Assim, a banalização de apenas uma das formas de violência, comporta em seu bojo, a violência midiática. Essa é o torturante modo como somos sufocados por um discurso do pânico, que ao tratar da violência, emprega violência igual, ou até maior, ao que se exibe ou é noticiado. Dessa forma, a mídia ao tratar da violência, o faz de modo assumidamente violento. Mas não poderia ser diferente, uma vez que se concebe a violência de forma unilateral e reducionista. Tal concepção já é em si mesma violenta: quase que uma violência contra a própria violência, acabando por aumentar a potência do violentar. Estranho modo esse, o de tentar suprimir a violência, ampliando os violentos. Nada estranho, pois em uma sociedade de estruturas degenerescentes, os meios propostos para erradicação de algo são sempre patológicos e esquizofrênicos. Nesse caso, a esquizofrenia está em tentar erradicar os efeitos e não as causas. Como banir a violência, se as estruturas da organização social são violentas ao extremo? Como uma sociedade pode erradicar a violência, se seu princípio e modo de atuação demandam a existência de uma violência sutil, universal, praticada de modo silencioso, porém bastante eficaz. Dar sempre maior voz à violência, em apenas uma de suas formas, é calar aquela forma mais eficaz e eloquente.

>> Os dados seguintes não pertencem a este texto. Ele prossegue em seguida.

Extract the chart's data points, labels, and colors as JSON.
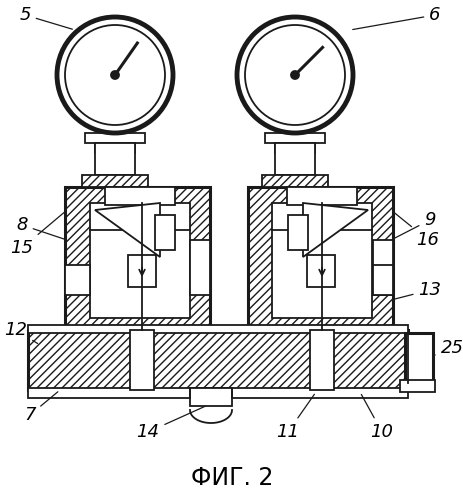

Ao demonizar apenas os efeitos da violência criada por ela mesma, a sociedade procura se purgar, sem deixar, contudo, de praticar aquilo que a torna culpada. Como pecadora persistente e cínica, que sempre confessa o mesmo pecado e se penitencia, mas só para voltar a fazê-lo novamente, entrando em um estado cíclico de cinismo confesso, a sociedade se diz vítima daquilo que ela mesma produz, e que não procura deixar de produzir. Trata-se da crescente desigualdade. Todavia não apenas econômica, mas também social, cultural, religiosa, sexual e étnica, entre tantas outras. Ora, de uma sociedade desigual e padecendo de graves enfermidades, não se pode esperar senão a violência. Que não será exterminada com paliativos, pois estes para quem está em estado convalescente não terá efeito algum. É necessário repensar e refazer nosso ser social no presente, em suas estruturas mais determinantes. Do contrário se continuará a cair na falácia das fácies condenações dos efeitos, em detrimento do banimento das causas. Por fim, tal questão urgente e laboriosa, deve sempre levar em consideração que: “A sociedade por um lado refreia certas formas de violência, mas desencadeia outras”. (Paolo Rossi, Esperanças).